13.2 The Client shall collect equipment within a reasonable period following notification that work is complete.

13.3 Storage fees may apply for equipment not collected within thirty (30) days.

13.4 The Provider reserves the right to dispose of uncollected equipment after providing reasonable notice and complying with applicable laws.

14. Intellectual Property

14.1 Each party retains ownership of its existing intellectual property.

14.2 The Provider retains ownership of all methodologies, tools, templates, scripts, documentation, and proprietary processes used in delivering the Services.

14.3 Upon payment in full, the Client receives a non-exclusive licence to use any deliverables created specifically for the Client for its internal business purposes.

15. Confidentiality

15.1 Each party shall keep confidential information obtained from the other party confidential and use it only for purposes related to the Services.

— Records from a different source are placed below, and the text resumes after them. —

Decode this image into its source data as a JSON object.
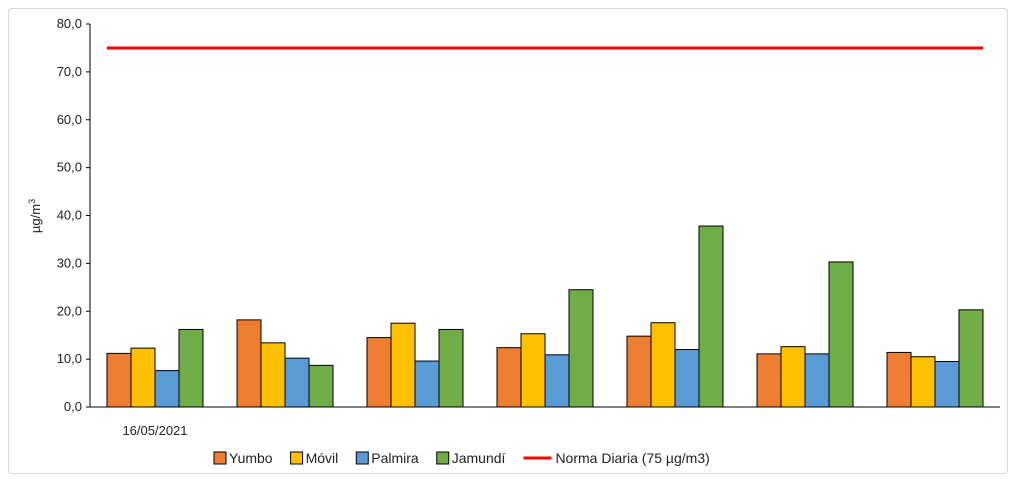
{
  "chart_data": {
    "type": "bar",
    "ylabel": "µg/m",
    "ylabel_superscript": "3",
    "ylim": [
      0,
      80
    ],
    "yticks": [
      "0,0",
      "10,0",
      "20,0",
      "30,0",
      "40,0",
      "50,0",
      "60,0",
      "70,0",
      "80,0"
    ],
    "x_tick_labels": [
      "16/05/2021",
      "",
      "",
      "",
      "",
      "",
      ""
    ],
    "grid": false,
    "legend_position": "bottom",
    "series": [
      {
        "name": "Yumbo",
        "color": "#ED7D31",
        "values": [
          11.2,
          18.2,
          14.5,
          12.4,
          14.8,
          11.1,
          11.4
        ]
      },
      {
        "name": "Móvil",
        "color": "#FFC000",
        "values": [
          12.3,
          13.4,
          17.5,
          15.3,
          17.6,
          12.6,
          10.5
        ]
      },
      {
        "name": "Palmira",
        "color": "#5B9BD5",
        "values": [
          7.6,
          10.2,
          9.6,
          10.9,
          12.0,
          11.1,
          9.5
        ]
      },
      {
        "name": "Jamundí",
        "color": "#70AD47",
        "values": [
          16.2,
          8.7,
          16.2,
          24.5,
          37.8,
          30.3,
          20.3
        ]
      }
    ],
    "reference_line": {
      "name": "Norma Diaria (75 µg/m3)",
      "value": 75,
      "color": "#FF0000"
    }
  }
}
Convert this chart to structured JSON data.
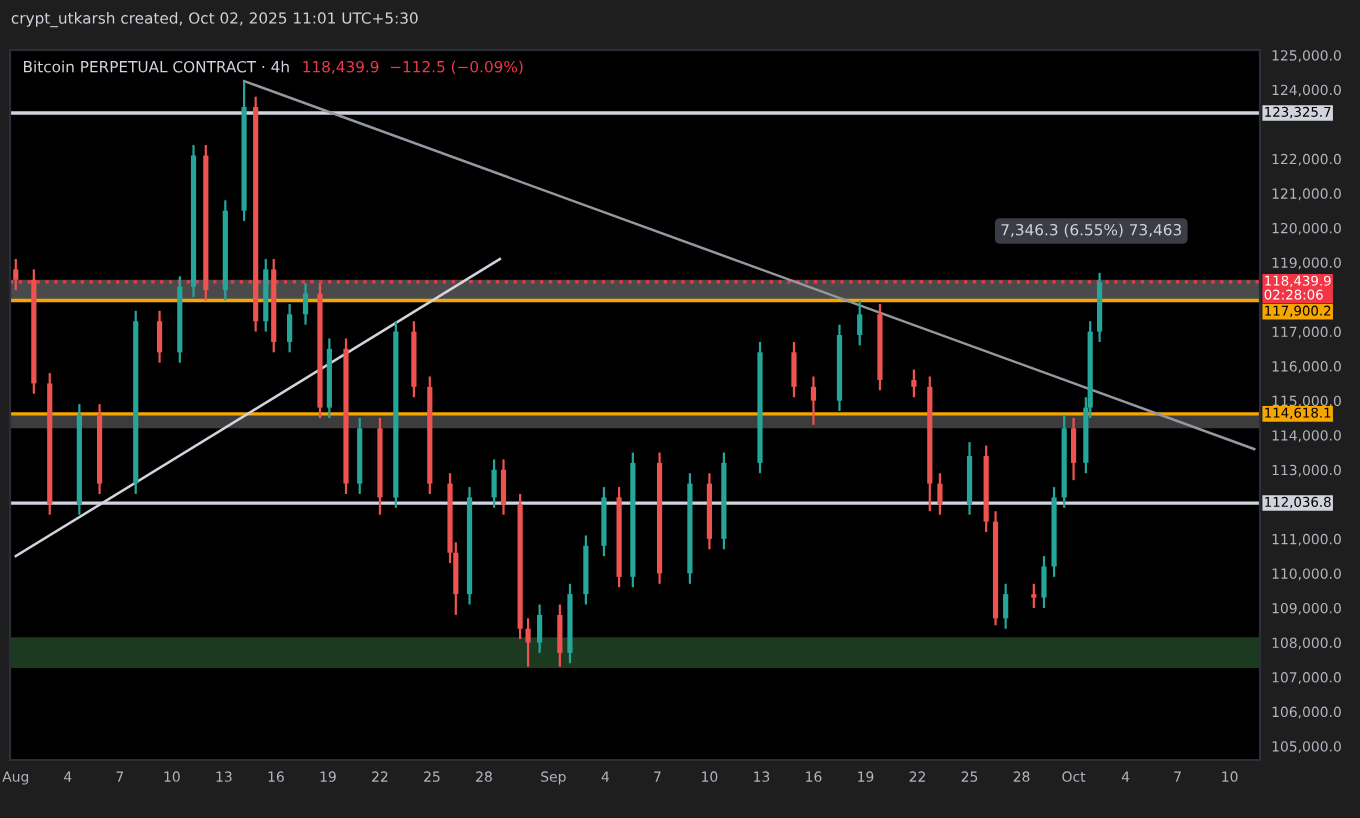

15.2 Confidentiality obligations do not apply to information that:

  • Is publicly available;

  • Was already known by the receiving party;

  • Is independently developed; or

  • Must be disclosed by law.

16. Termination

16.1 Either party may terminate the engagement at any time before work commences.

16.2 If work has commenced, the Client shall pay for all Services performed up to the date of termination.

16.3 Any hardware, software, subscriptions, or third-party services ordered on behalf of the Client remain payable.

17. Force Majeure

The Provider shall not be liable for delays or failures resulting from circumstances beyond its reasonable control, including:

  • Natural disasters;

  • Utility outages;

  • Internet disruptions;

  • Government actions;

  • Supplier failures;

  • Labour disputes; or

  • Cybersecurity incidents affecting third-party providers.

18. Governing Law

This Agreement shall be governed by the laws of the State or Territory in which the Provider's principal place of business is located unless otherwise agreed in writing.

19. Entire Agreement

These Terms and Conditions constitute the entire agreement relating to the Services and supersede all prior discussions, representations, and understandings.

20. Acceptance

The Client is deemed to have accepted these Terms and Conditions upon the earlier of:

  • Requesting the Services;

  • Accepting a quotation or proposal;

  • Providing access to systems or premises;

  • Authorising work to commence; or

  • Paying any invoice issued by the Provider.